I entered Shabbat and emerged from Shabbat heartsick at news of Trump's ban on Muslims and refugees entering this country. That he would issue such a ban at all is horrifying. That he did so on a day of remembrance of the wholesale slaughter of six million souls who were persecuted and killed for their religion (my religion) just makes this dystopian reality more surreal and more appalling.
Trump has suspended entry of all refugees into the United States for 120 days, barred Syrian refugees indefinitely, and blocked entry into this country for citizens of seven predominantly Muslim countries -- Iran, Iraq, Libya, Somalia, Sudan, Syria and Yemen -- for the next 90 days. His ban also blocks entry for green card holders from those countries.
There are already countless reports of permanent residents of this country held in airports across the country as they tried to return from funerals, travel, or study abroad, and family members of American citizens who sought to come here legally on family visas now facing immediate deportation. These are some of the instances we know about because they're making it into the media; surely there are other stories, equally heart-wrenching, that aren't known to us.
And the Syrian refugee crisis has been called the worst humanitarian crisis of our time. We should be responding to that crisis by welcoming refugees with open arms -- not, God forbid, closing our borders out of fear of people who look different, dress differently, or pray differently than we do.

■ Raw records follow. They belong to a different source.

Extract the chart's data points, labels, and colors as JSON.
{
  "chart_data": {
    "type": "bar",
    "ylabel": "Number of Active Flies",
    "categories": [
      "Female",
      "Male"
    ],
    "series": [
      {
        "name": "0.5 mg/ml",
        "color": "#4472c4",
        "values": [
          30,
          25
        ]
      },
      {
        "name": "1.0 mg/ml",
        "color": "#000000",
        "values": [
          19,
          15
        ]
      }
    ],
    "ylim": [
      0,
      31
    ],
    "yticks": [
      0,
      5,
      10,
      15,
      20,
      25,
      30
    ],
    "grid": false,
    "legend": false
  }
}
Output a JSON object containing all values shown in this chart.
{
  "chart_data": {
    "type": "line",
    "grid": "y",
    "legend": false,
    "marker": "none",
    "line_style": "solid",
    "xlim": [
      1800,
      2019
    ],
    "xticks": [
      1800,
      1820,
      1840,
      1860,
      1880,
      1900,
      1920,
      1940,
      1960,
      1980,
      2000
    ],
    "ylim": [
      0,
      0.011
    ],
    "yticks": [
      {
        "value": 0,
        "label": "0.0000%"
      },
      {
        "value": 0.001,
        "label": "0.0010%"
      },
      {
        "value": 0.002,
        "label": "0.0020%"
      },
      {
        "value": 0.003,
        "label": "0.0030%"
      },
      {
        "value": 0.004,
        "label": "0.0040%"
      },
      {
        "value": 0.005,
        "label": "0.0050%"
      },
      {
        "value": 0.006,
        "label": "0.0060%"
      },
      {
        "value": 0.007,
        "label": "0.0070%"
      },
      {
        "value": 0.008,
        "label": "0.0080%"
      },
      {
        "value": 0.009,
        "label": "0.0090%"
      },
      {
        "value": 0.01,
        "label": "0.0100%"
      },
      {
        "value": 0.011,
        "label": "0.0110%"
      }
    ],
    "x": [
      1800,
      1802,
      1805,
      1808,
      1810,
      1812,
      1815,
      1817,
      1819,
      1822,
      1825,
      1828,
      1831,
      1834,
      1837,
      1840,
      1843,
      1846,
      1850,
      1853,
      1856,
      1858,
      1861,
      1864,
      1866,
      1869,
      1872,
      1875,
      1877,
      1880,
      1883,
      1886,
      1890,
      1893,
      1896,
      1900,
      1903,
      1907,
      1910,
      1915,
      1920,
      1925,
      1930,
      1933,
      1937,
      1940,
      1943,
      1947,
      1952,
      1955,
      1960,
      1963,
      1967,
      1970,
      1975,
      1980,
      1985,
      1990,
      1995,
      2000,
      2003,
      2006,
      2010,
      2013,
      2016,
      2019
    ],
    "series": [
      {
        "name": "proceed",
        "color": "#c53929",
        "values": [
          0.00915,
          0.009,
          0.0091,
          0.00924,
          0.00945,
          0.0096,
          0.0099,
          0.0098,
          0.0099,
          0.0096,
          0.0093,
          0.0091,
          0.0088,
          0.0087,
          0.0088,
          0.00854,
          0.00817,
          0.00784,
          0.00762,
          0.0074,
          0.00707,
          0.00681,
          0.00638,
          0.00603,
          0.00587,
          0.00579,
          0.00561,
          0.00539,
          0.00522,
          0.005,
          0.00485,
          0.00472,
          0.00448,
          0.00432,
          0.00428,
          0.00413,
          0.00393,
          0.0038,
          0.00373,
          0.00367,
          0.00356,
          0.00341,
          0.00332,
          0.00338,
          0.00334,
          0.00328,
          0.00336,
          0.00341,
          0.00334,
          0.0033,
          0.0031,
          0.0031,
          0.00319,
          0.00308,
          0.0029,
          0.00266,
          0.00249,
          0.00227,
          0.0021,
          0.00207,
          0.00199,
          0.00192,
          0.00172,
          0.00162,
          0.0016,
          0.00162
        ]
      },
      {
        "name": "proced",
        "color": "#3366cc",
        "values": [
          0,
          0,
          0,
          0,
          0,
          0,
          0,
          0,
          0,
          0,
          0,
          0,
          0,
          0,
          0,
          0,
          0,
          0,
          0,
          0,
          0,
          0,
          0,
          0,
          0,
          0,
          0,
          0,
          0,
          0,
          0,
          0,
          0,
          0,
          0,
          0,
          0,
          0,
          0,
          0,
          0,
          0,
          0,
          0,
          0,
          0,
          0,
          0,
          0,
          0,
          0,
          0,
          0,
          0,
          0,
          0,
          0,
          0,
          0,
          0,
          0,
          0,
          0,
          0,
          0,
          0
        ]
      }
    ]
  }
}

Can you imagine escaping from wartorn Syria, living in a refugee camp for years, and finally making it through the red tape to be resettled here in a free country -- only to be turned away now by this? (That's exactly what happened to one family -- two parents and four children, one of whom is six years old. That child has been through hell I cannot imagine, and now that hell is prolonged.)
By the time I headed for bed on Saturday evening I was mildly heartened to see that a federal judge has blocked part of Trump's order -- but that's not enough.
In November, ALEPH was the first Jewish organization to insist that if the President requires Muslims to register, we will register with them. The Jewish people have living memory of being refugees barred from entry into nations (including this one) where our lives could have been saved. We of all people should be fighting this unconstitutional and unconscionable executive order with all our might.
This is not the America I want to live in.
The America I want to live in is one where religious freedom is uplifted and cherished -- not one where the person holding the highest office in the land demonizes adherents of any religion or people of any ethnicity.
The America I want to live in is one where refugees are welcomed and embraced -- not one where they risk being sent back to the horrors they fought so hard to escape.
The America I want to live in is a nation of opportunity and freedom -- not one where this kind of bigotry is allowed to stand.
The America I want to live in is the America of Emma Lazarus' poem The New Colossus:
“Give me your tired, your poor,
Your huddled masses yearning to breathe free,
The wretched refuse of your teeming shore.
Send these, the homeless, tempest-tost to me,
I lift my lamp beside the golden door!”
The verse most often repeated in Torah is "love the stranger, for you were strangers in the land of Egypt." The deepest wisdom of my religious tradition demands of us that we welcome refugees, not turn them away.
Torah demands that we love those who are different from us, not persecute them for their differences. My firmly-held principle of deep ecumenism reflects the truth that all religions are paths to the One, and my religious tradition calls me to stand firmly against bigotry and xenophobia in all of its forms.
I am outraged: as a rabbi, as the daughter and granddaughter of immigrants who fled the Holocaust to seek safety on these shores, as an American citizen, and as a human being. This policy is unconscionable. My nation must be better than this.
I donated to the American Civil Liberties Union and to T'ruah: the Rabbinic Call for Human Rights after Shabbat ended. Here's a list from HIAS (the Hebrew Immigrant Aid Society) of ways to help refugees. If you have suggestions of other actions we can take, I welcome them in comments.
It's a new week, friends, and we have work to do.
Although I cited, above, ALEPH's resolution urging all citizens to register as Muslims if the proposed Muslim registry were to come into being, I speak here as an individual, not as co-chair of ALEPH. I am also not speaking here for either of the institutions that employ me, the synagogue or the college. These views are my own.